Der Ortschaftsrat Wolfartsweier trat am Dienstag, 4. Mai 2010 unter der Leitung von Ortsvorsteher Jürgen Morlock zu einer weiteren öffentlichen Sitzung zusammen.

Aus der Sitzung hier ein Kurzbericht:
Zunächst befasste sich das Gremium mit dem Klimaschutzkonzept der Stadt Karlsruhe, das vom Leiter des Amtes Umwelt- und Arbeitsschutz, Herrn Norbert Hacker, vorgestellt wurde.
Die Energiepreissteigerungen der letzten Jahre und zunehmende Umweltkatastrophen haben dazu geführt, dass der Klimaschutz wesentlich stärker in das Bewusstsein von Öffentlichkeit und Politik gerückt ist. Dabei fällt dem Staat und den Kommunen eine zentrale Rolle zu. Dieser Rolle ist sich auch die Stadt Karlsruhe bewusst. Der Gemeinderat hat deshalb die Verwaltung beauftragt, ein Klimaschutzkonzept mit weitergehenden Maßnahmen zur Reduzierung klimaschädlicher Gase zu erarbeiten.

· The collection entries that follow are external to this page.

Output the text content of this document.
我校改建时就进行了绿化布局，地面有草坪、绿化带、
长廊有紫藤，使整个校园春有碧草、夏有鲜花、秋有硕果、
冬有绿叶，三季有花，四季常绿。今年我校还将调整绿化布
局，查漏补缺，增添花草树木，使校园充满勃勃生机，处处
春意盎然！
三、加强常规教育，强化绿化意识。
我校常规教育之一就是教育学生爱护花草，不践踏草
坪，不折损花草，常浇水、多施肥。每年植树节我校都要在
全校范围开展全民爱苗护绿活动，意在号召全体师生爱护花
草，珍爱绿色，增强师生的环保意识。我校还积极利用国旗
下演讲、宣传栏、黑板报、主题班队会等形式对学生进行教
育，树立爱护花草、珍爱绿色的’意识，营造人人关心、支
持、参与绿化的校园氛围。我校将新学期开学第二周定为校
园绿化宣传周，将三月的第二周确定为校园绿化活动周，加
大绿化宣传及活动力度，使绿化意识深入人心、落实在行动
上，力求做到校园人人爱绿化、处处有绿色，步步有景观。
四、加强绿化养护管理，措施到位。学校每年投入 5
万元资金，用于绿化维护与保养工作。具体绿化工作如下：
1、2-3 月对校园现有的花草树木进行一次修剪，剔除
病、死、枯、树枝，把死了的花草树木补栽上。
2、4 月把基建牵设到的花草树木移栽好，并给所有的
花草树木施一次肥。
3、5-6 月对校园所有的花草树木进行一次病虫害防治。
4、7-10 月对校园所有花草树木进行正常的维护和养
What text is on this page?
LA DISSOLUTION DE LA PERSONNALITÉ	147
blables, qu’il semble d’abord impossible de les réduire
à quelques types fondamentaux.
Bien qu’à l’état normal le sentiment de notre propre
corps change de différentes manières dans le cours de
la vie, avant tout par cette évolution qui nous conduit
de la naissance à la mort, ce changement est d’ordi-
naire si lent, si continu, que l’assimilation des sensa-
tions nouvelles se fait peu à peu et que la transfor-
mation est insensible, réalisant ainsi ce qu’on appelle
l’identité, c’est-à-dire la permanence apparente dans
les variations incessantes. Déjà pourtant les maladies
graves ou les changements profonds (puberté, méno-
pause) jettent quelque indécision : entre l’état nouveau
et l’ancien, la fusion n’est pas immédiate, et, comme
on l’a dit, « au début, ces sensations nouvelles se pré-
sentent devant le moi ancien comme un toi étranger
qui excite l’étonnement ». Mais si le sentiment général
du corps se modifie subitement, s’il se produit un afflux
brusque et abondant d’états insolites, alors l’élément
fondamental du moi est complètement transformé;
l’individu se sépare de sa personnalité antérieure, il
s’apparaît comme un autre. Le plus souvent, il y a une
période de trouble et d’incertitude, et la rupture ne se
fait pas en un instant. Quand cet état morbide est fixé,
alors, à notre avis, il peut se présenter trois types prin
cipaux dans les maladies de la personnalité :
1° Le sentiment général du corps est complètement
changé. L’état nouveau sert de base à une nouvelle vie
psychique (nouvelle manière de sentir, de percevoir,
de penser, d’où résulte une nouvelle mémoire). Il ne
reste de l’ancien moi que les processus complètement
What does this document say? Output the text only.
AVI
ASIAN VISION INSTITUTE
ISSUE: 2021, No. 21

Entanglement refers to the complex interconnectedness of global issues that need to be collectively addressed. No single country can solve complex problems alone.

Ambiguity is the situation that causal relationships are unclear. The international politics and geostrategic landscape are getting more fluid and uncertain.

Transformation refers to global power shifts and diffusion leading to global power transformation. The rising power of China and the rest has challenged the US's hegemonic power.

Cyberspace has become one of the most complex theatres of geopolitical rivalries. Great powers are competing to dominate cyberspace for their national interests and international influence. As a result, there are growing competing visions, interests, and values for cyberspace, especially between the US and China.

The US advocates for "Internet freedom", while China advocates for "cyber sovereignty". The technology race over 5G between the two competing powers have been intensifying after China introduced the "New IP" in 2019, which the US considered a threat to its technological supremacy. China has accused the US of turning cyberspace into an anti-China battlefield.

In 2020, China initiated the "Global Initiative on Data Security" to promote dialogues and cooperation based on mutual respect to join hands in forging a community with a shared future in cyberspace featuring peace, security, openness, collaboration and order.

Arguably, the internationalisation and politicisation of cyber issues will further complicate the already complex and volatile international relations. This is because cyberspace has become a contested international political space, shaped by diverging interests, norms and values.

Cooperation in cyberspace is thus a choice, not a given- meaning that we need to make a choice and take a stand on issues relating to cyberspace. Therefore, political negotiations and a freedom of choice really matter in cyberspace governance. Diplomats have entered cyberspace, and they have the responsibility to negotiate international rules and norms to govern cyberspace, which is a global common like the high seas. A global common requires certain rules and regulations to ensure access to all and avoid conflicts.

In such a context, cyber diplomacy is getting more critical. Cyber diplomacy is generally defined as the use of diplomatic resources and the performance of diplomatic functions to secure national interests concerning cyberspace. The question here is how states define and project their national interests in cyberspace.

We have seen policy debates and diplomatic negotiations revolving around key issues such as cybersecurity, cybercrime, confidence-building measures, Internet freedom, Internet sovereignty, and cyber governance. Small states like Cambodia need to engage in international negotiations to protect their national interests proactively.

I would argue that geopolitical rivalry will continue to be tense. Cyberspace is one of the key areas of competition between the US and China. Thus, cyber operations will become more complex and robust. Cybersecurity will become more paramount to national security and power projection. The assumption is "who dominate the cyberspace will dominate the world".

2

Damit geht die Selbstverpflichtung einher, u.a. einen lokalen Klimaschutzaktionsplan zu entwickeln und dessen Umsetzung regelmäßig zu überprüfen. Ein solcher wurde nun vom Gemeinderat Ende des letzten Jahres verabschiedet. Er bildet den Handlungsrahmen für die städtischen Klimaschutzaktivitäten.
Beispielhaft ging der Referent auf die im Klimaschutzkonzept dokumentierten kurz-, mittel- und langfristigen Maßnahmen ein. So sollen künftig mit klimagerechten Bauleitplanungen und darauf ausgerichteten Bauvorschriften hohe energetische Standards erreicht werden. Ebenso werden Stadtteilsanierungsprojekte umweltfreundlich ausgerichtet. Gleichermaßen will man eine energetische Optimierung an städtischen Immobilien erreichen, wie zum Beispiel bei einem Umbau der Hermann-Ringwald-Halle in Wolfartsweier. Gedacht ist weiterhin an den Ausbau des Fernwärmenetzes, an die Nutzung erneuerbarer Energien, an eine Umstellung der Lichtsignalanlagen auf LED bis hin zu einer effektiven Umweltbildung an den Schulen und Kindertageseinrichtungen. Weitere Themenbereiche sind die Planung eines Solarparks durch die Stadtwerke als so genannte „Bürgersolaranlage“ oder die Einrichtung neuer Windkraftanlagen. Hinsichtlich der Nutzung von Windenergie hat Karlsruhe jedoch nicht genügend Standortpotentiale, weil in diesem Segment der Regionalplan ganz konkrete Vorrangflächen ausweist.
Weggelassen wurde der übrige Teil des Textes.